Legislative Alert

Letter Opposing Legislation That Would Take Resources Away from Job Safety and Health

Dear Senator:

On behalf of the AFL-CIO, I urge you to reject the Setting Manageable Analysis Requirements in Text Act (S. 2801). The new bureaucratic processes imposed by S. 2801 are unnecessary, redundant and will shift resources away from the development and issuance of important job safety and health standards and other protections.

This bill was introduced under the guise that it would improve the regulatory process through requiring retrospective reviews. However, agencies already perform retrospective reviews for many regulations through statutory requirements, enacted legislation or executive orders, and when appropriate, discretionary reviews. The U.S. Government Accountability Office found that retrospective reviews occur more frequently than most realize and that mandatory reviews were less effective than agency discretionary reviews for creating guidance and rule updates.

S. 2801 would require a one-size-fits-all approach across agencies without regard to the funding and resources available to perform additionally mandated reviews, detracting from agency statutory responsibilities to issue new regulations to protect and improve the lives of people. Such a broad requirement would consume substantial agency funds and staff time that would otherwise be focused on meaningful regulatory action that protects workers and saves lives.
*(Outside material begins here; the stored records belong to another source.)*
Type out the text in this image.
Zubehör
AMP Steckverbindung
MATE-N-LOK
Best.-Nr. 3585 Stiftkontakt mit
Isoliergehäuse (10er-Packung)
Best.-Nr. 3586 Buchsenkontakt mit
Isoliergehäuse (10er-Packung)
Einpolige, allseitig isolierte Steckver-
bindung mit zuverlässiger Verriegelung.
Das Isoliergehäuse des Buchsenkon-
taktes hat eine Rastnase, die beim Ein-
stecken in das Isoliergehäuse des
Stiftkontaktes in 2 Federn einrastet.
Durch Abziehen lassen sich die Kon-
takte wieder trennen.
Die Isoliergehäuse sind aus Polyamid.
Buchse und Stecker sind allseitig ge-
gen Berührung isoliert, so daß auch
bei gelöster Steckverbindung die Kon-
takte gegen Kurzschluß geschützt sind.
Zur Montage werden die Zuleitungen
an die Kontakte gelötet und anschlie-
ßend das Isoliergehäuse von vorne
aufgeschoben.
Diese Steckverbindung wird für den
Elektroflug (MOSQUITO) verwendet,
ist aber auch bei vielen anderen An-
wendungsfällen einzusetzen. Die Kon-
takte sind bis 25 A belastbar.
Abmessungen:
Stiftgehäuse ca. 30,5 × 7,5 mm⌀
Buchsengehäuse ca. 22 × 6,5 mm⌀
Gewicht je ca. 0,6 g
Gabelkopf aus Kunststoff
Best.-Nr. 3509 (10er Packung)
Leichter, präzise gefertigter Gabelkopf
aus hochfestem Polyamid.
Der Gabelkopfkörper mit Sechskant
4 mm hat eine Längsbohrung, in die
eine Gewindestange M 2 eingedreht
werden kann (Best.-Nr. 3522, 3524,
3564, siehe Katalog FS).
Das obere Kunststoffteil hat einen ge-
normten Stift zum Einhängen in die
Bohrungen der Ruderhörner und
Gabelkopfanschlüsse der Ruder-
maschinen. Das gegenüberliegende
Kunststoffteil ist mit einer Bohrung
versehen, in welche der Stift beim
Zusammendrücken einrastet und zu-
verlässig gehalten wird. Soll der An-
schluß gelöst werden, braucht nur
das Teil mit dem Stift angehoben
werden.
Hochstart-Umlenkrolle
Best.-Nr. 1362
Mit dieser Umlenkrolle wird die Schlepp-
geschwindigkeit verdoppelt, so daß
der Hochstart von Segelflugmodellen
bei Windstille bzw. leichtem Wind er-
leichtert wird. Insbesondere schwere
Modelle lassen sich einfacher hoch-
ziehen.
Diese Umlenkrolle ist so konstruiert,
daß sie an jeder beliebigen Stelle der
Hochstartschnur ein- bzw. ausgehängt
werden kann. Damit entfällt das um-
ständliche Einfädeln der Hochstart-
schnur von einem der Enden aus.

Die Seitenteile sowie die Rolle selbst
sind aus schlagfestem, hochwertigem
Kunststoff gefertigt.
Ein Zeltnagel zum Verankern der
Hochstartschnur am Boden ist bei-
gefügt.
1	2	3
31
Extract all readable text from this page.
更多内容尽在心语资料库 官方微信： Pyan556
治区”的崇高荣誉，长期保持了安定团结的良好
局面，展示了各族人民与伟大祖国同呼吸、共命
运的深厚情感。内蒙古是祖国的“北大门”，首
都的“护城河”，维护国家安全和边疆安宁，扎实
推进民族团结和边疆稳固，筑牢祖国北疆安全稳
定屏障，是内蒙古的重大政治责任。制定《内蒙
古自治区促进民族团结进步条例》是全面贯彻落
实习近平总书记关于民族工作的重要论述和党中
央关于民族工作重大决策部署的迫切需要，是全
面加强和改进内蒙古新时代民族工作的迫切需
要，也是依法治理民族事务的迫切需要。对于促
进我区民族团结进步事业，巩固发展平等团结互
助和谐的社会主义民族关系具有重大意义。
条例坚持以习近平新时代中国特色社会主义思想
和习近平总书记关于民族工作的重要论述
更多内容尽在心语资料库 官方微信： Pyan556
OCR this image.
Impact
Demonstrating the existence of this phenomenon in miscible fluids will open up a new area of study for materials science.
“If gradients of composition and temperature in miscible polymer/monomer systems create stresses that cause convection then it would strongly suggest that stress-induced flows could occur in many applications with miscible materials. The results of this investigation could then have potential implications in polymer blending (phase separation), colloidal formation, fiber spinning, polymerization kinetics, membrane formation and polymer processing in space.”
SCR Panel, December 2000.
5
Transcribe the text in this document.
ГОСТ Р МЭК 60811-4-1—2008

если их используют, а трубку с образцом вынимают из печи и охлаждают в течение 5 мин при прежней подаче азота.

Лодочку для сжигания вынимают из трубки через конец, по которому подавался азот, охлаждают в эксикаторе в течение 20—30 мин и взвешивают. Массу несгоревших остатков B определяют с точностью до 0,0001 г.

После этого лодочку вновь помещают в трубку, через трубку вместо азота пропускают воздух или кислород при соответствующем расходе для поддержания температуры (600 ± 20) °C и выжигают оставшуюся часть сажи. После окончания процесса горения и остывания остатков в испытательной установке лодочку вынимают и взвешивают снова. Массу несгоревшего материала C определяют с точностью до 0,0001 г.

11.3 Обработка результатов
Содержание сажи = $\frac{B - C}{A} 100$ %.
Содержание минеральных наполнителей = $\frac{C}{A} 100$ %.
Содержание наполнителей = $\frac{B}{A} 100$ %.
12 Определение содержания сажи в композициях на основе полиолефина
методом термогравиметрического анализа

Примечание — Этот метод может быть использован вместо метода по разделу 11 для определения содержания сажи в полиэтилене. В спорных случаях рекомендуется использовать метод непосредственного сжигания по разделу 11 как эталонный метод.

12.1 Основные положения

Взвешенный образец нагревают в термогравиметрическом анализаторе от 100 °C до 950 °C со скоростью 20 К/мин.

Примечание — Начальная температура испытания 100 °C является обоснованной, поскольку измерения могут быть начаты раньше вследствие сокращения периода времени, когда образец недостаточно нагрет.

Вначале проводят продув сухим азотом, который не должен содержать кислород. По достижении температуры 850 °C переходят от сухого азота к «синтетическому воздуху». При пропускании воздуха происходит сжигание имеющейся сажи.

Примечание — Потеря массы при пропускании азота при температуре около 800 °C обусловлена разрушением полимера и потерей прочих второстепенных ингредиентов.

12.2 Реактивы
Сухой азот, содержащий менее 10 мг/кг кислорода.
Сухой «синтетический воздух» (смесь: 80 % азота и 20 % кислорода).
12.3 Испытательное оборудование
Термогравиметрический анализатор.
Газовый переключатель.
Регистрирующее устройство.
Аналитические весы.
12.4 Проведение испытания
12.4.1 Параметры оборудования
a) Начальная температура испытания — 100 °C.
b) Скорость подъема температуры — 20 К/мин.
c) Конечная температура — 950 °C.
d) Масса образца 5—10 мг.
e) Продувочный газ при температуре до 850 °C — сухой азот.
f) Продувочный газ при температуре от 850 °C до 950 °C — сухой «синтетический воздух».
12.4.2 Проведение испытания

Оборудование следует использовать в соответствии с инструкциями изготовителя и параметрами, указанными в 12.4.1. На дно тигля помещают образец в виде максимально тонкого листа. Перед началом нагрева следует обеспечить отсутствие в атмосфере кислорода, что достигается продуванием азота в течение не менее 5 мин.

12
For example, life-saving workplace safety and health regulations currently undergo reviews under the Regulatory Flexibility Act and Executive Order 12866, which have concluded that previously issued regulations are necessary, justified, have not had a negative economic consequence, and most importantly have saved lives. In only one circumstance, it was necessary to update one provision of one standard to be more protective. Workplace safety agency resources are better spent addressing serious hazards that do not yet have comprehensive regulations, including workplace violence, heat illness, combustible dust and infectious diseases.

The current rulemaking process is already comprehensive with extensive public input and analyses, ensuring public safety agencies issue sound protections. S. 2801 would result in additional and unnecessary opportunities for resource rich special-interest groups to block and overly complicate the executive branch’s duty to issue protective regulations.

We strongly urge you to oppose S. 2801 to preserve valuable regulatory work federal agencies conduct to implement protections for working people.